Analyst · Craig-Hallum Capital. Your line is now open.

Got it. Okay. Do you have an opinion or maybe, I don't want to say a target but just sort of an own assumption of maybe what the industry growth rate might be calendar year 2020 versus calendar year 2019 wholesale shipments? You gave a lot of color on sort of first half 2019, second half, and related growth rates. So, I am just curious if you have assumptions sort of built-in or not?

Bill Boor

Analyst · Craig-Hallum Capital. Your line is now open.

We don't really have a pinned down projection or assumption. We kind of tend to shy away from doing that and getting too obsessed about trying to predict it. But I do think that, without diving too much in the weeds, I think about this a lot and maybe it's time to just let it go into history. But 2019 might be looked at as kind of a flat-type year, but you have got to always remember that there are a lot of sales that were pulled from 2019 forward into 2018. So that was really what I was trying to get out in my comments that once the dust has cleared on that inventory, the retail inventory situation which we are tired of talking about, once that dust is cleared and you are really looking year-over-year on more comparable months and quarters, there is a lot of reason to see that right now the industry is growing in kind of low-to-mid single digits and we don't see that changing.

Greg Palm

Analyst · Craig-Hallum Capital. Your line is now open.

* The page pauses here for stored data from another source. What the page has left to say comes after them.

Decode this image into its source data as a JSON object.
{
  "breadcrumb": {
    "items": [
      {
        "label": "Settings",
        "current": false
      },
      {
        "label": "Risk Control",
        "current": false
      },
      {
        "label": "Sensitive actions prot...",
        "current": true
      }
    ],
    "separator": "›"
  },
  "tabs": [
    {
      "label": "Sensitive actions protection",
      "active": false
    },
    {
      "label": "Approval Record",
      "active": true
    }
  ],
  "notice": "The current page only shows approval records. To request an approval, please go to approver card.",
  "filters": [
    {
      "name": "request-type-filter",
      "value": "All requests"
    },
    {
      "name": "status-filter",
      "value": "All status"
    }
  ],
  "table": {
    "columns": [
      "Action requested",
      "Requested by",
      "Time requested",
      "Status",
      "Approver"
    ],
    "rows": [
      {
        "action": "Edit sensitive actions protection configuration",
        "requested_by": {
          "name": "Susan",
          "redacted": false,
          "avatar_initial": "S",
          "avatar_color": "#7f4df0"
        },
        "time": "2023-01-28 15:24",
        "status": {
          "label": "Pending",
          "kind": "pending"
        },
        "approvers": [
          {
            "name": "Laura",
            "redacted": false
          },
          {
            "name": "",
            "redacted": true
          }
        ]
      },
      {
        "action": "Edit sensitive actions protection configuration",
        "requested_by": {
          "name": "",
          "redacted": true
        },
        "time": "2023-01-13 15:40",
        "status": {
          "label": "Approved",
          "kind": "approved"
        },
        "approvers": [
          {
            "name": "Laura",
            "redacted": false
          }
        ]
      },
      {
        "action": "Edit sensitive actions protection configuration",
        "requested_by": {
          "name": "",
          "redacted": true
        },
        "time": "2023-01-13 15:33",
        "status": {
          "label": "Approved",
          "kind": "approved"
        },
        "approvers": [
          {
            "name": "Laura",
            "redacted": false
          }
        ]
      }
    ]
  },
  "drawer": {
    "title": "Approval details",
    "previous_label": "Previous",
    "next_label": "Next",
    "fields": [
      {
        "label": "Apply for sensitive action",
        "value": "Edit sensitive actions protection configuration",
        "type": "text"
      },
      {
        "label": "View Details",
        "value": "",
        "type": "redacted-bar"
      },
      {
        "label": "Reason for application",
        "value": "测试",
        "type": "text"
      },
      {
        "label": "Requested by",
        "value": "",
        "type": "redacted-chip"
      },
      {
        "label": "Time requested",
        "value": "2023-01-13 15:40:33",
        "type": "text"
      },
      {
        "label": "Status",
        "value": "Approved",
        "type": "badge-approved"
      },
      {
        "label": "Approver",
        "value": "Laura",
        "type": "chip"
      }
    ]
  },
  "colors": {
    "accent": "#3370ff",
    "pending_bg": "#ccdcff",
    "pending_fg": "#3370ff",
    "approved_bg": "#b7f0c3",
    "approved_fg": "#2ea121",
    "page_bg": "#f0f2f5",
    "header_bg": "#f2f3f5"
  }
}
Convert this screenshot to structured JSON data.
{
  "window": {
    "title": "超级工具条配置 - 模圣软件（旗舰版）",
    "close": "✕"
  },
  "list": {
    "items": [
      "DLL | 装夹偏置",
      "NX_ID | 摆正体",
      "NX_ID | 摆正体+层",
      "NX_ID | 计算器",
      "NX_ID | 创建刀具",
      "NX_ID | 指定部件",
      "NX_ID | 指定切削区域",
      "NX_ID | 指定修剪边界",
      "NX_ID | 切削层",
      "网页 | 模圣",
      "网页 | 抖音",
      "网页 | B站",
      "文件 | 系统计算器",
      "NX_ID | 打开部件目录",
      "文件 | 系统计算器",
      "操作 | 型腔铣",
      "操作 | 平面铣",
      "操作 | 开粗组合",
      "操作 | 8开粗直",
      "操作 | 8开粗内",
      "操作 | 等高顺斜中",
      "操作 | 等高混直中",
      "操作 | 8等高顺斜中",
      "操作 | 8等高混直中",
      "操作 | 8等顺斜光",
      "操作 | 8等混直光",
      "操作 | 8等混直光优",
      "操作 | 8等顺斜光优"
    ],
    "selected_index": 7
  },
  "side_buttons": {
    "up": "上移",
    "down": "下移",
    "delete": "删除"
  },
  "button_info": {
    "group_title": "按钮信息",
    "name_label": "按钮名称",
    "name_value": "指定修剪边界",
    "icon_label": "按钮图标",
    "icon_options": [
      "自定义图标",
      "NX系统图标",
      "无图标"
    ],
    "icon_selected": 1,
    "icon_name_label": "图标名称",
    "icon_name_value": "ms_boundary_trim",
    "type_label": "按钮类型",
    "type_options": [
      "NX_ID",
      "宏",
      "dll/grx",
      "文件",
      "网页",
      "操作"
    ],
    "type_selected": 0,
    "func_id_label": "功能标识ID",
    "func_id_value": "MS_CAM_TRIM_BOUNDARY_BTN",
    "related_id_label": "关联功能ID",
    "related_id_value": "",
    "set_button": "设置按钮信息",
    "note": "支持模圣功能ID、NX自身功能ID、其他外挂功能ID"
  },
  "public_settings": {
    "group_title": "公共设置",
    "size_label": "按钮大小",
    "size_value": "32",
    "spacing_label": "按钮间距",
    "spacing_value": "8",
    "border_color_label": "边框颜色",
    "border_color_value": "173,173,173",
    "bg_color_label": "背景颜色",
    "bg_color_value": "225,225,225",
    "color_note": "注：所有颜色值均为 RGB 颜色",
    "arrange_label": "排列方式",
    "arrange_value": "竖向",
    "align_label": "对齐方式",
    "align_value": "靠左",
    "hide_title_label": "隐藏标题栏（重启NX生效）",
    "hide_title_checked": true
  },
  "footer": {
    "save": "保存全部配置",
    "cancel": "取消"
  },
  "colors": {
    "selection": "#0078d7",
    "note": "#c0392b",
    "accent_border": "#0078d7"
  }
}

And how do you view the inventory situation out there? I mean, has it cleared entirely? Has it cleared in most regions? I mean, how is sort of the level of inventory either at your own stores or from the independents, in your opinion?

Bill Boor

Analyst · Craig-Hallum Capital. Your line is now open.

I would venture to say, it's largely cleared. I think that issue is behind us.

Greg Palm

Analyst · Craig-Hallum Capital. Your line is now open.

Perfect. All right. I will leave it there. Thanks for the time.

Bill Boor

Analyst · Craig-Hallum Capital. Your line is now open.

Thanks Greg.

Operator

Operator

Thank you. I am not showing any further questions at this time. I would now like to turn the call back over to Bill Boor for any closing remarks.

Bill Boor

Analyst

Okay. It's not a lie. I really appreciate people's interests. We are always available to continue the discussion. Thanks a lot for joining us today and have a great day.

Operator

Operator

Ladies and gentlemen, this concludes today's conference call. Thank you for participating. You may now disconnect.